The woman who admitted me, Julie, is my therapist. I don’t know if I like her or not, but I want to like her. I have to like her, because the way she is is probably the way I’m going to be. I need to make an ideal of someone who did drugs and now doesn’t.

Three people here—Carl, Sam, and Irene—have been to prison. We also have Sid, a magazine editor, and Carol, an agent’s wife, and several others whose names I’m not sure of yet. Most of them are here for cocaine or free-base, but there’s also a sizable opiate contingent. The cocaine people sleep all the time, because by the time they get here, they haven’t slept in weeks. We opiates have been sleeping a lot, so now we roam the halls at night, twitching through our withdrawals. I think there should be ball teams: the Opiates vs. the Amphetamines. The Opiates scratch and do hand signals and nod out, and the Amphetamines run around the bases and scream. There are no real rules to the game, but there are plenty of players.

Tomorrow afternoon after the cocaine video, the nurse takes everyone who’s not in detox on a Sunday outing to the park.

DAY FOUR

It was nice being outside. You feel less like you’re being punished and more like a normal citizen.

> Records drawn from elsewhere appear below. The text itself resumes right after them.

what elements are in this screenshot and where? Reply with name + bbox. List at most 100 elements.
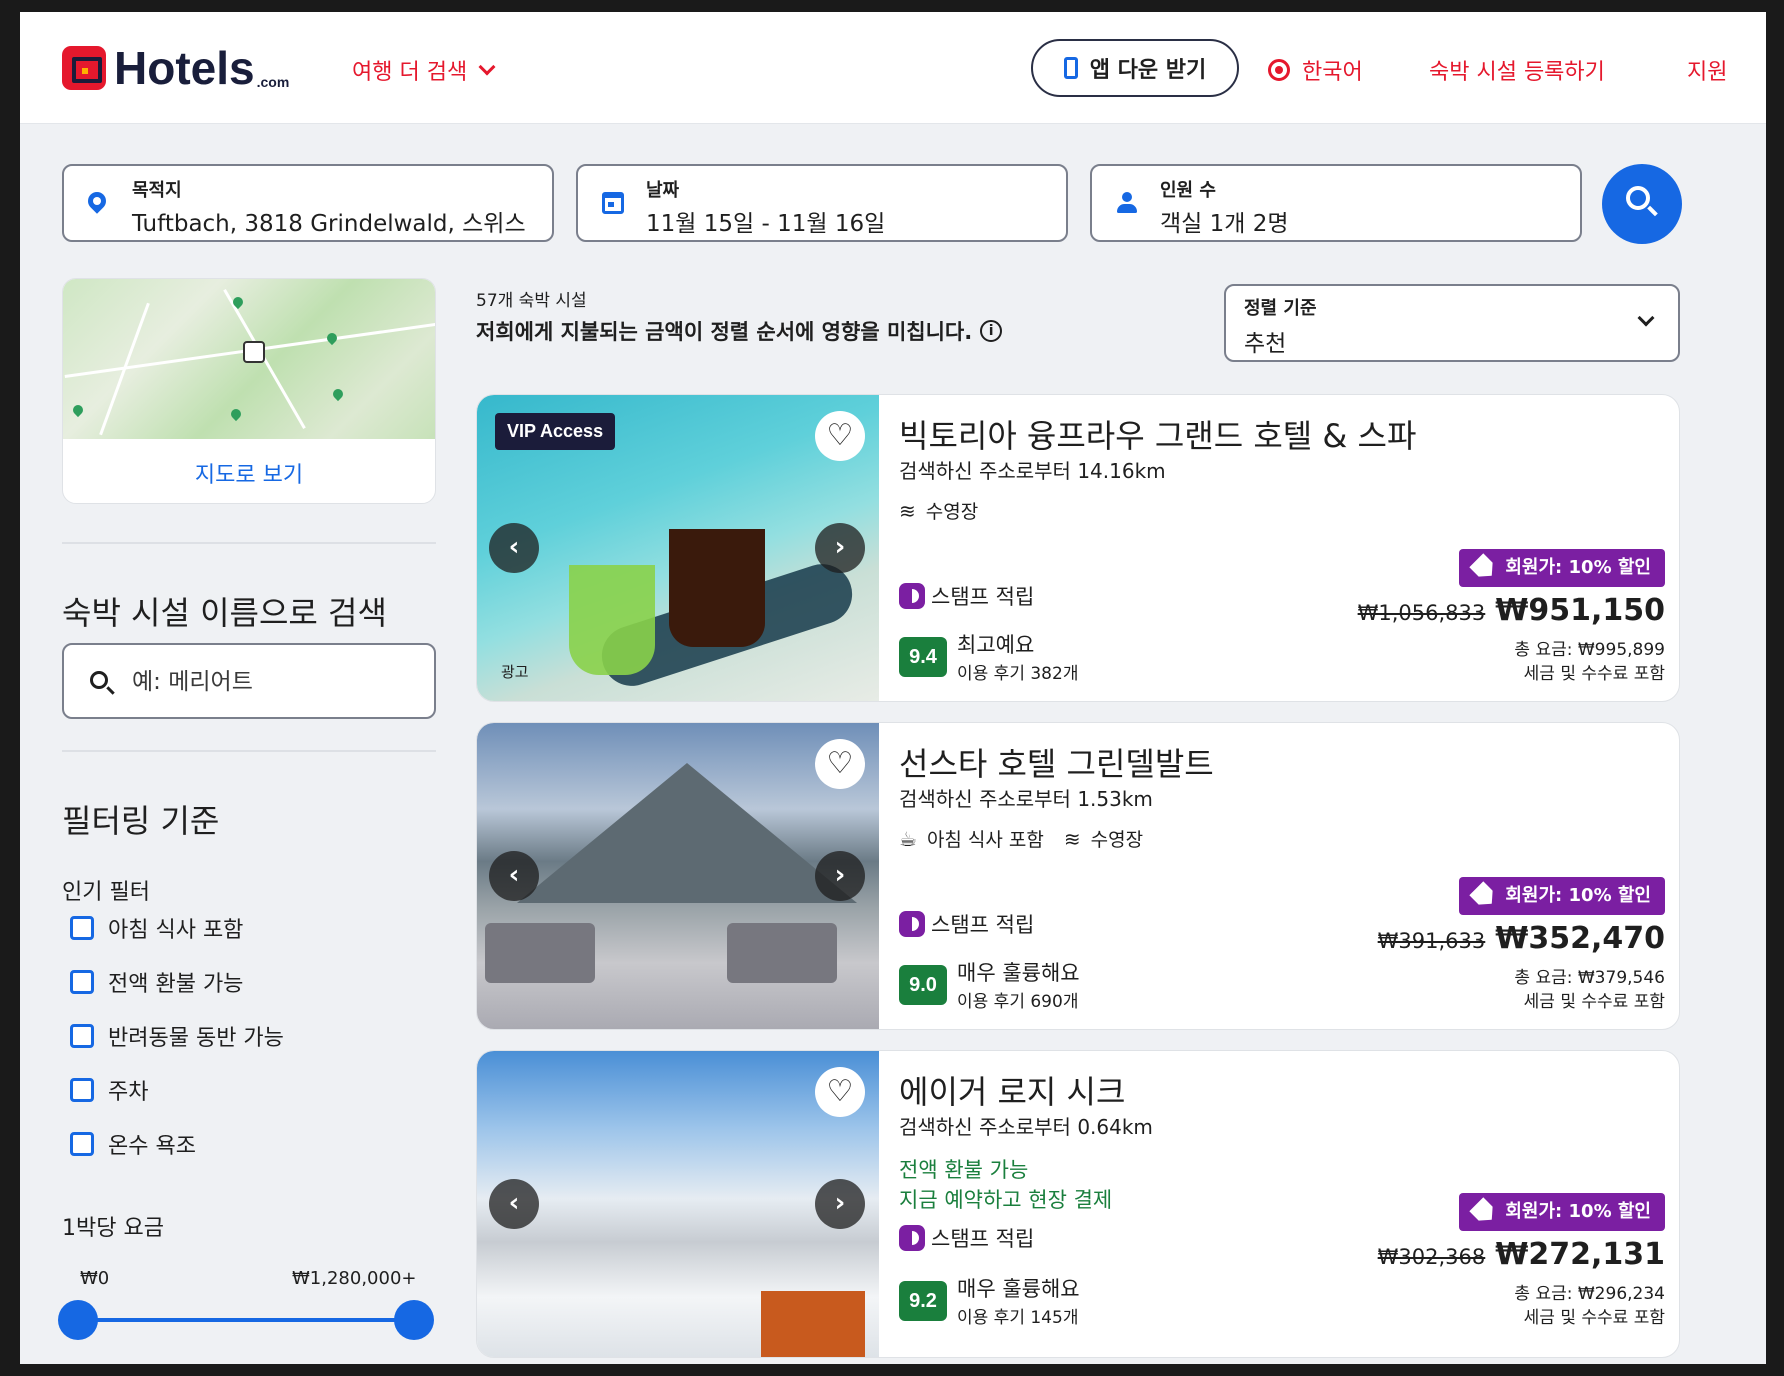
dates-label: 날짜: [646, 180, 680, 201]
review-score: 9.2: [899, 1281, 947, 1321]
property-name-input[interactable]: [132, 663, 422, 701]
search-icon: [90, 671, 108, 689]
sort-label: 정렬 기준: [1244, 298, 1317, 319]
stamp-label: 스탬프 적립: [931, 913, 1035, 937]
member-deal-label: 회원가: 10% 할인: [1505, 1201, 1651, 1222]
map-thumbnail: [63, 279, 435, 439]
destination-value: Tuftbach, 3818 Grindelwald, 스위스: [132, 211, 526, 237]
language-label: 한국어: [1302, 60, 1363, 85]
filter-refundable[interactable]: 전액 환불 가능: [70, 966, 243, 998]
hotel-name[interactable]: 에이거 로지 시크: [899, 1067, 1125, 1113]
review-count: 이용 후기 382개: [957, 664, 1079, 684]
hotel-photo[interactable]: ♡ ‹ ›: [477, 723, 879, 1029]
filter-title: 필터링 기준: [62, 802, 220, 840]
amenities: ≋ 수영장: [899, 497, 978, 524]
checkbox[interactable]: [70, 916, 94, 940]
language-selector[interactable]: 한국어: [1268, 54, 1363, 86]
search-button[interactable]: [1602, 164, 1682, 244]
filter-pets[interactable]: 반려동물 동반 가능: [70, 1020, 284, 1052]
sort-dropdown[interactable]: 정렬 기준 추천: [1224, 284, 1680, 362]
price-max-label: ₩1,280,000+: [292, 1268, 417, 1289]
guests-field[interactable]: 인원 수 객실 1개 2명: [1090, 164, 1582, 242]
heart-icon[interactable]: ♡: [815, 411, 865, 461]
booking-perks: 전액 환불 가능 지금 예약하고 현장 결제: [899, 1155, 1112, 1215]
list-property-link[interactable]: 숙박 시설 등록하기: [1429, 54, 1605, 86]
tag-icon: [1470, 553, 1500, 583]
destination-field[interactable]: 목적지 Tuftbach, 3818 Grindelwald, 스위스: [62, 164, 554, 242]
hotels-logo[interactable]: Hotels .com: [62, 45, 289, 91]
chevron-down-icon: [478, 58, 496, 76]
view-map-link[interactable]: 지도로 보기: [63, 457, 435, 489]
pool-icon: ≋: [899, 499, 916, 523]
chevron-left-icon[interactable]: ‹: [489, 1179, 539, 1229]
chevron-right-icon[interactable]: ›: [815, 1179, 865, 1229]
price-block: ₩391,633 ₩352,470: [1378, 921, 1665, 956]
location-pin-icon: [84, 188, 110, 214]
dates-field[interactable]: 날짜 11월 15일 - 11월 16일: [576, 164, 1068, 242]
price-per-night-label: 1박당 요금: [62, 1216, 164, 1241]
filter-hot-tub[interactable]: 온수 욕조: [70, 1128, 196, 1160]
ad-label: 광고: [501, 663, 529, 681]
stamp-icon: [899, 1225, 925, 1251]
original-price: ₩391,633: [1377, 929, 1486, 953]
price-block: ₩1,056,833 ₩951,150: [1358, 593, 1665, 628]
chevron-right-icon[interactable]: ›: [815, 523, 865, 573]
hotel-card[interactable]: ♡ ‹ › 에이거 로지 시크 검색하신 주소로부터 0.64km 전액 환불 …: [476, 1050, 1680, 1358]
hotel-distance: 검색하신 주소로부터 1.53km: [899, 787, 1153, 811]
original-price: ₩1,056,833: [1357, 601, 1486, 625]
info-icon[interactable]: i: [980, 320, 1003, 342]
hotel-photo[interactable]: ♡ ‹ ›: [477, 1051, 879, 1357]
hotel-distance: 검색하신 주소로부터 14.16km: [899, 459, 1166, 483]
price-slider-track[interactable]: [78, 1318, 418, 1322]
perk-pay-later: 지금 예약하고 현장 결제: [899, 1188, 1113, 1212]
current-price: ₩272,131: [1495, 1237, 1665, 1272]
hotel-card[interactable]: ♡ ‹ › 선스타 호텔 그린델발트 검색하신 주소로부터 1.53km ☕ 아침…: [476, 722, 1680, 1030]
chevron-left-icon[interactable]: ‹: [489, 851, 539, 901]
hotel-photo[interactable]: VIP Access 광고 ♡ ‹ ›: [477, 395, 879, 701]
checkbox[interactable]: [70, 1132, 94, 1156]
vip-access-badge: VIP Access: [495, 413, 616, 450]
more-travel-label: 여행 더 검색: [352, 60, 468, 85]
get-app-label: 앱 다운 받기: [1089, 58, 1207, 83]
filter-parking[interactable]: 주차: [70, 1074, 148, 1106]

It’s hard not to feel like an outcast in a drug clinic, but then it’s hard not to feel like an outcast, period. I seem to be the only one here who had their stomach pumped. It’s an interesting distinction.

Carl and I shared a blanket in the park. He’s a fifty-five-year-old black grounds keeper and a would-be ex-free-base addict. He looks like a burnt mosquito. I asked him how he could afford to be here and he said he’s on his wife’s health insurance.

Carl talked so much in the park that I thought I was going to kill myself. His main topic, of all things, was drugs. He talked about cooking up the rock and the feel of the free-base pipe, and how he’d make enough money from Tuesday to Friday to free-base all weekend. I asked him what he took to come down, and he said he didn’t like downers. He said, “Shoot, those drugs don’t do nothin’ but constipate me.”

The fat guy Sid seems really smart. He’s in for lodes. I asked him what lodes were and his eyes started to shine. When addicts talk about their drug of choice, it’s almost transcendental. He said, “You’ve been a downer freak and you don’t know what lodes are?” It turns out lodes are four strong painkillers combined with one weird sleeping pill, which produces an effect like heroin along with a stomach addiction, which Sid had. I can’t believe I missed that drug.